Un fischio sottile, simile al suono di un citofono strozzato, richiama la sua attenzione. Si avvicina al calapranzi, prende il vassoio dal piccolo ascensore d’acciaio posizionato al centro della parete e torna al tavolo. Un calice di vino bianco, un piatto di riso e un tortino di patate con un cappello di spinaci. Stringendo il bicchiere quasi a volerlo frantumare, continua a rileggere le poche righe accumulate durante la mattinata. Manca meno di un’ora alla consegna dell’articolo ma non è ancora riuscita a centrare un attacco convincente.
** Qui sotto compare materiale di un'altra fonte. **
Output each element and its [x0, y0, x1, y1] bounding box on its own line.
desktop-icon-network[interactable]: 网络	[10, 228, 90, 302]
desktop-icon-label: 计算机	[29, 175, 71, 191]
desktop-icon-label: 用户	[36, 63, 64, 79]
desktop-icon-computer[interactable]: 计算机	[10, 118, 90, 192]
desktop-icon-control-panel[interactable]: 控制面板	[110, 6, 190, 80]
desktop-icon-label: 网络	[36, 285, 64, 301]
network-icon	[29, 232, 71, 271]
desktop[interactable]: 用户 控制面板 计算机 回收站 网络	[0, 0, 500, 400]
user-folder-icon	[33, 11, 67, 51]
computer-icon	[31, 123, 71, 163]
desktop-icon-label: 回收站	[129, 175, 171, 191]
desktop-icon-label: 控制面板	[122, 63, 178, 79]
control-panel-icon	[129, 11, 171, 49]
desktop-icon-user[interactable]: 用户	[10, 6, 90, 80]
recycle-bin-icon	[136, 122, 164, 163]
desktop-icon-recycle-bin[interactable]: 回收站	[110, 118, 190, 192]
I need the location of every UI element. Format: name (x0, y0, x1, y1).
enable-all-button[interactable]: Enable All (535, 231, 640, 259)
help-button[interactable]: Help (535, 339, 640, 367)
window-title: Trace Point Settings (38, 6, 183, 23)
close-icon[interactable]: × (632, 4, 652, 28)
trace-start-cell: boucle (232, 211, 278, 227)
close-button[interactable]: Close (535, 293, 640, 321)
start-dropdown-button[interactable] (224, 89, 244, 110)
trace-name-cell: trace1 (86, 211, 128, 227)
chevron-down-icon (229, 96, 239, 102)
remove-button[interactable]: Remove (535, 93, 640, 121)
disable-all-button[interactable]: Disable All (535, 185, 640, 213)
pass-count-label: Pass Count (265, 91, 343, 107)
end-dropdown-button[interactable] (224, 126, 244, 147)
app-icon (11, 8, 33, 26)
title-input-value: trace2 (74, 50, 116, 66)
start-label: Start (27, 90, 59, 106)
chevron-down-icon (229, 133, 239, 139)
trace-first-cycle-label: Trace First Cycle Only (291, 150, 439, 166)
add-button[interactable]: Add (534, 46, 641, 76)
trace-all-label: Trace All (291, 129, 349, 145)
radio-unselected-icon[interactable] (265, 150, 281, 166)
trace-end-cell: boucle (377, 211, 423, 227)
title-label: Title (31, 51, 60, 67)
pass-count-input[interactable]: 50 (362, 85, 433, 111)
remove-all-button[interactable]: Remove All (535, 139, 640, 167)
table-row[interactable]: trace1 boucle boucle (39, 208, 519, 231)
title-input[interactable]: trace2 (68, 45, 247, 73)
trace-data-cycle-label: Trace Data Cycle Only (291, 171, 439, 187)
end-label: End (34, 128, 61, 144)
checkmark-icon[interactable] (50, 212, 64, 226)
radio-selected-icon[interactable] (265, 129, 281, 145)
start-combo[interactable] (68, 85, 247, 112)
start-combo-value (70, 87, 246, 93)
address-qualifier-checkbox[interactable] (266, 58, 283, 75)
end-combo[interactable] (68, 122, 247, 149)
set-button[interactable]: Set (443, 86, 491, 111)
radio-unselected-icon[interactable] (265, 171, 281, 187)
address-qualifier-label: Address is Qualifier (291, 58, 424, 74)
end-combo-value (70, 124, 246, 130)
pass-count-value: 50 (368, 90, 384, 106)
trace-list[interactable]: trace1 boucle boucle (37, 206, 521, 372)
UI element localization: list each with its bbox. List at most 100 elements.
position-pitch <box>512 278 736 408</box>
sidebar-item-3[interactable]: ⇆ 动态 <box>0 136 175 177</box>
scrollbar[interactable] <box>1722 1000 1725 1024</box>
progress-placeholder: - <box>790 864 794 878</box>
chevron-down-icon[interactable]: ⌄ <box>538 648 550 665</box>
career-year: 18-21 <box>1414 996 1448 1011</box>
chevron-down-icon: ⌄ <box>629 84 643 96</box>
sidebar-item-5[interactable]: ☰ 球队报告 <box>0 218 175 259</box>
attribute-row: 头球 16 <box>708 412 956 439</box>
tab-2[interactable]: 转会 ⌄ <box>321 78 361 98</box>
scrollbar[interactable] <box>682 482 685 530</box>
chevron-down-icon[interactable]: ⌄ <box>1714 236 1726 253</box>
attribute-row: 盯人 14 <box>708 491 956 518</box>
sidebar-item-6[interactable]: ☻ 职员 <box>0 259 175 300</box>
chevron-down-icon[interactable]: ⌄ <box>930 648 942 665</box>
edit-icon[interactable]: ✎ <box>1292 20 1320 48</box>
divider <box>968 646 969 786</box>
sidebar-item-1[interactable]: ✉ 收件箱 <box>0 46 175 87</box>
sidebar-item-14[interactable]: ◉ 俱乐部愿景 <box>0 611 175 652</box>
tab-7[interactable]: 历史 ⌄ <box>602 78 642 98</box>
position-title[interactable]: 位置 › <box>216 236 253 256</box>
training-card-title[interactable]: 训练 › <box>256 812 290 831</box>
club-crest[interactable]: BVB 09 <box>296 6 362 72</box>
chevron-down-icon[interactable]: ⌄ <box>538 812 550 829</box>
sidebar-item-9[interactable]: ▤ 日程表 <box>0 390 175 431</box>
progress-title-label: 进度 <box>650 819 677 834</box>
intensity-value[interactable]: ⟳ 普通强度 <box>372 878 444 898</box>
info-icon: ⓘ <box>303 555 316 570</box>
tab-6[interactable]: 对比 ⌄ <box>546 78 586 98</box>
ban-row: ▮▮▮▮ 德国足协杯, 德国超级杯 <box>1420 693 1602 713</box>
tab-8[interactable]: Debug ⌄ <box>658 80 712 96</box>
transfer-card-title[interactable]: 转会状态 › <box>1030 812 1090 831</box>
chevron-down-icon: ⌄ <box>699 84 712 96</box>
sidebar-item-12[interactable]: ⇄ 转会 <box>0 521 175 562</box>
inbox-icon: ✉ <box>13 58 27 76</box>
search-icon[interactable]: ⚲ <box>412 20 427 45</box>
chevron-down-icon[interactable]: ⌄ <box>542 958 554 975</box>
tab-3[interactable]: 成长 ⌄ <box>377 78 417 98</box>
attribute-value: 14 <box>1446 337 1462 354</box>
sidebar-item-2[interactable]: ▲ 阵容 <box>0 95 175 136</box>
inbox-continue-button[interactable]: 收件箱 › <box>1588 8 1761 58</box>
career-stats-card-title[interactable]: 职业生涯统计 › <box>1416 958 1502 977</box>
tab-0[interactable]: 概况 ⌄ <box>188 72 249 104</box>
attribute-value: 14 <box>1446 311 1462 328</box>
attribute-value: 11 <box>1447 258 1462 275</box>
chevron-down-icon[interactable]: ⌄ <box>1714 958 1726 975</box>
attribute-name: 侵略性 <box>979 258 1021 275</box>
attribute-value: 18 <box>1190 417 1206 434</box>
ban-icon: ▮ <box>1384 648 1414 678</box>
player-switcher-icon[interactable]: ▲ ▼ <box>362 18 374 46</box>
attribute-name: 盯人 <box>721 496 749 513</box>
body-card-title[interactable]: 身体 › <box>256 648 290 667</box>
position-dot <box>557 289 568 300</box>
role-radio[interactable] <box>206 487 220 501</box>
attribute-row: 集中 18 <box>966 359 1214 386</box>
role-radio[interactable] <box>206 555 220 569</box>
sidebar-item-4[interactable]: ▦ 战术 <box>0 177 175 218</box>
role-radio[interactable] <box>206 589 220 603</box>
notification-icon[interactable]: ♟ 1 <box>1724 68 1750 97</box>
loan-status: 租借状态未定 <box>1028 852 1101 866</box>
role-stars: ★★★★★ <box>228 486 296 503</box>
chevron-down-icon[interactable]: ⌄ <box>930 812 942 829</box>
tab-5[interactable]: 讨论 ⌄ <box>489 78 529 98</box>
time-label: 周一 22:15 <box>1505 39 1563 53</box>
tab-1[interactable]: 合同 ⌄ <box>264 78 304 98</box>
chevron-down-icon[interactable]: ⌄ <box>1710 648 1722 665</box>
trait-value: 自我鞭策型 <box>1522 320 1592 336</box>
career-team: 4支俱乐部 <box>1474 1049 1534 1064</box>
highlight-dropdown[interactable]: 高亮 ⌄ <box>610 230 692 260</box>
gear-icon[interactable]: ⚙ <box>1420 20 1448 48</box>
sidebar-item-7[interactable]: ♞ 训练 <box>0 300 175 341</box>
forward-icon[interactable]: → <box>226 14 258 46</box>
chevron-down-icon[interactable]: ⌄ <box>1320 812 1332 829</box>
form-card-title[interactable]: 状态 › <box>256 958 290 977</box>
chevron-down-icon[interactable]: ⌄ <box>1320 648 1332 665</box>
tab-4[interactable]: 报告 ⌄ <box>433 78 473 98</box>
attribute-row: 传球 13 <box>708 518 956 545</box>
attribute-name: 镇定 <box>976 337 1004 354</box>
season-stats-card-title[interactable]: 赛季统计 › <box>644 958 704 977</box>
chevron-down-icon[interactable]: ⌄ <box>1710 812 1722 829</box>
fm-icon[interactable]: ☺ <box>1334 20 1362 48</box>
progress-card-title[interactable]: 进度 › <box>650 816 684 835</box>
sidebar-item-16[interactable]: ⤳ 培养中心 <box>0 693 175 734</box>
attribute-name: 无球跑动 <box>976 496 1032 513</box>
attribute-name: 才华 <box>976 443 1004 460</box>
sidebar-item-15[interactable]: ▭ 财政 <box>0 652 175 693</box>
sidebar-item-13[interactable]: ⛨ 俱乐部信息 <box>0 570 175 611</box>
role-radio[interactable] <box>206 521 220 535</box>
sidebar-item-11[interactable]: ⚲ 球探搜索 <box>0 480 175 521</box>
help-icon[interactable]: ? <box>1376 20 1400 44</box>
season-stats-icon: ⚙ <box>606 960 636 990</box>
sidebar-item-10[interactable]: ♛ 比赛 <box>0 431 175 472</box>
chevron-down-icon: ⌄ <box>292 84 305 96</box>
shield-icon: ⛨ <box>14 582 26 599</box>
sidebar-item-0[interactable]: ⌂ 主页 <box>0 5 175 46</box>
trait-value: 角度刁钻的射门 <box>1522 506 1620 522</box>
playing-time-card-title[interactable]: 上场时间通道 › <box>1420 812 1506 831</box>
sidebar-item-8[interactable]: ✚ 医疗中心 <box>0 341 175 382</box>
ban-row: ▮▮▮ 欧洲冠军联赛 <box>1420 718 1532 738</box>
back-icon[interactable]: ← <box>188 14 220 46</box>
Con una camminata dinoccolata sbuca dalle scale un signore magro che indossa un cappellino nero simile alla kippah degli ebrei. Si aggira davanti agli scaffali con aria furtiva. Carlotta trova in lui l’ennesimo pretesto per distrarsi. È convinta di averlo già visto ma non ricorda in quale occasione. Poi quando l’uomo si toglie il copricapo e comincia a sfogliare un libro le torna in mente tutto.
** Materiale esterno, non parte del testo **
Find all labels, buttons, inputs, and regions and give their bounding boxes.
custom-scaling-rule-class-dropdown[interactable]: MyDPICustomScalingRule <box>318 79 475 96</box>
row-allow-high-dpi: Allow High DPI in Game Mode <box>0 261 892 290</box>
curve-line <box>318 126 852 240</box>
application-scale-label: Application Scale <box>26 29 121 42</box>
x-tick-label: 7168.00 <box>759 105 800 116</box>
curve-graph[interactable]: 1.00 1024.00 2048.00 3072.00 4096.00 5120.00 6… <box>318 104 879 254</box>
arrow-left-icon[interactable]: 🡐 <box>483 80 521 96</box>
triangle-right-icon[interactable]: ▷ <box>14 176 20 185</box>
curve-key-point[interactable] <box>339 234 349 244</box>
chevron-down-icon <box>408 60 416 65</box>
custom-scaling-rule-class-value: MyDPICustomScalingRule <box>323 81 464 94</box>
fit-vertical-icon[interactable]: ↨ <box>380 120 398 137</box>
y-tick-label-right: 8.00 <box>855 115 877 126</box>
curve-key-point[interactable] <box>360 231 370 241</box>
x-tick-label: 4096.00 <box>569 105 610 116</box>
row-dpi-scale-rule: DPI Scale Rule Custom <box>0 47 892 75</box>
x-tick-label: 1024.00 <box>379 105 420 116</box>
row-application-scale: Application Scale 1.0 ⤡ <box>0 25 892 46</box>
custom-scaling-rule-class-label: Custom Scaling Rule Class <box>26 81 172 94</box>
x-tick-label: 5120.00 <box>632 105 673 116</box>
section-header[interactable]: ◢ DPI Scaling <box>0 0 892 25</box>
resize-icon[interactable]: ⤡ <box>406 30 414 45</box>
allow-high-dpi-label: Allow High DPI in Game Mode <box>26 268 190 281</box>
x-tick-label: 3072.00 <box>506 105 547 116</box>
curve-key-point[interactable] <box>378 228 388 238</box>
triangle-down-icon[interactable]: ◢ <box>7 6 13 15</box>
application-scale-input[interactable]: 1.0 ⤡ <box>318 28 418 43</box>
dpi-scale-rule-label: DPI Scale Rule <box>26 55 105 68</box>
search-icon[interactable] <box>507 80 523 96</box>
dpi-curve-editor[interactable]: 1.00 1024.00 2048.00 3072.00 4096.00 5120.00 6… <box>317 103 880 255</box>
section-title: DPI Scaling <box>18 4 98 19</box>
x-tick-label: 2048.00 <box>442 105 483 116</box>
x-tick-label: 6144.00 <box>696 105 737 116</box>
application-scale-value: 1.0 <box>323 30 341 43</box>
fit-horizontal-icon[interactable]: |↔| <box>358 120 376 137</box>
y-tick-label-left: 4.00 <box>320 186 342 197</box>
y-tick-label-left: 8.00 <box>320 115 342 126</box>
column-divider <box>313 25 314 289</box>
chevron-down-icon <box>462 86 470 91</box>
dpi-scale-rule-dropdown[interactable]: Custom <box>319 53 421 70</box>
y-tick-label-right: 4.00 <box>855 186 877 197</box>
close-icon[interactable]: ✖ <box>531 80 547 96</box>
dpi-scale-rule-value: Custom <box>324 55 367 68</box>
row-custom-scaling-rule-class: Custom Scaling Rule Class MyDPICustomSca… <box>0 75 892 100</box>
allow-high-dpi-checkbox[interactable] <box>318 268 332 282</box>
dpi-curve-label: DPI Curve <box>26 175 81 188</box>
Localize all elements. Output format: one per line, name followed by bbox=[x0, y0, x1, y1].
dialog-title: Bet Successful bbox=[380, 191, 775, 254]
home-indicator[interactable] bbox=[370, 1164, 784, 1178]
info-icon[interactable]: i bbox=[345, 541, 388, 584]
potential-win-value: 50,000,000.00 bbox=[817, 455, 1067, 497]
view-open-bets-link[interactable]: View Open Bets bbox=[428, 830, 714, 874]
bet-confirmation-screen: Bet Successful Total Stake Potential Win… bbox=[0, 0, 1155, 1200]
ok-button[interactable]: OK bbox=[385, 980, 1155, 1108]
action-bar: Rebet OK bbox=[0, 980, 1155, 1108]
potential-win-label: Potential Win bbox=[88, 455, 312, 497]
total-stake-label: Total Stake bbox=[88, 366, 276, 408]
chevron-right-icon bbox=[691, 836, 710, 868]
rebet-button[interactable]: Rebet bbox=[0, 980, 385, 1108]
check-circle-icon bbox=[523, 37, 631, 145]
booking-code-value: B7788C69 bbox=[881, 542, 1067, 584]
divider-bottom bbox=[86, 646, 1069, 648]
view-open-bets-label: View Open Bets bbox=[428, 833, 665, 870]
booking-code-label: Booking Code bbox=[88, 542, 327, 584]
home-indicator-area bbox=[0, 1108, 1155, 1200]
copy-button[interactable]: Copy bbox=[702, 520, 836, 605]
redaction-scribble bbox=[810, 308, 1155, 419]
Era un venerdì di metà dicembre. Stranamente era arrivata in orario ma i posti erano già tutti occupati, sembrava che le persone avessero piantonato la libreria dalla notte precedente come fanno le ragazzine fuori dai palazzetti dello sport per assistere al concerto del loro idolo. Carlotta era rimasta in fondo, in piedi, accanto a un signore con una giacca eccentrica e a tre donne anziane sedute su un divano rosso. Era la prima volta che entrava da Verso. Era stato uno dei proprietari a invitarla alla presentazione dell’ultimo romanzo di Sponza. Si era trovata subito a suo agio in quell’ambiente sobrio e confortevole, a pochi passi dalle Colonne di San Lorenzo. Notare che all’ingresso, nel posto più ambito, ci fossero anche libri di case editrici indipendenti e una serie di titoli introvabili l’aveva piacevolmente colpita. Le era piaciuta l’idea che per una volta i meno pubblicizzati avessero la loro rivincita, il loro riscatto.
Intrufolandosi tra le persone aveva raggiunto il bancone e ordinato uno spritz; poi facendo le scale era salita al piano di sopra. La stanza era illuminata dalla luce soffusa dei faretti. Sopra di lei c’era un lampadario a forma di ghianda che emanava una luce ambrata. Dopo qualche minuto entrò Sponza e andò a sedersi. Cominciò a parlare immediatamente. Descriveva i suoi personaggi esaltandone le doti, come fossero tutti geni. Il signore con la giacca eccentrica iniziò a farfugliare qualcosa tra sé e sé e alzò la mano. Prese a parlare senza che nessuno gli desse la parola. Non c’è verso che azzecchi un libro, continuava a gridare. Iniziò una discussione accesa. Due volti della presunzione a confronto. Carlotta dopo poco decise di tornare a piano terra e perlustrare la libreria. Varcò la soglia dell’ambiente riservato ai bambini e si sedette a sfogliare un libro di fiabe sopra un tavolino verde bottiglia. Rimase lì per quasi tutta la durata della presentazione.
Le casse bianche sputano fuori Creep dei Radiohead. Carlotta inghiotte l’ultimo sorso di vino, appoggia il calice e ricomincia a scrivere.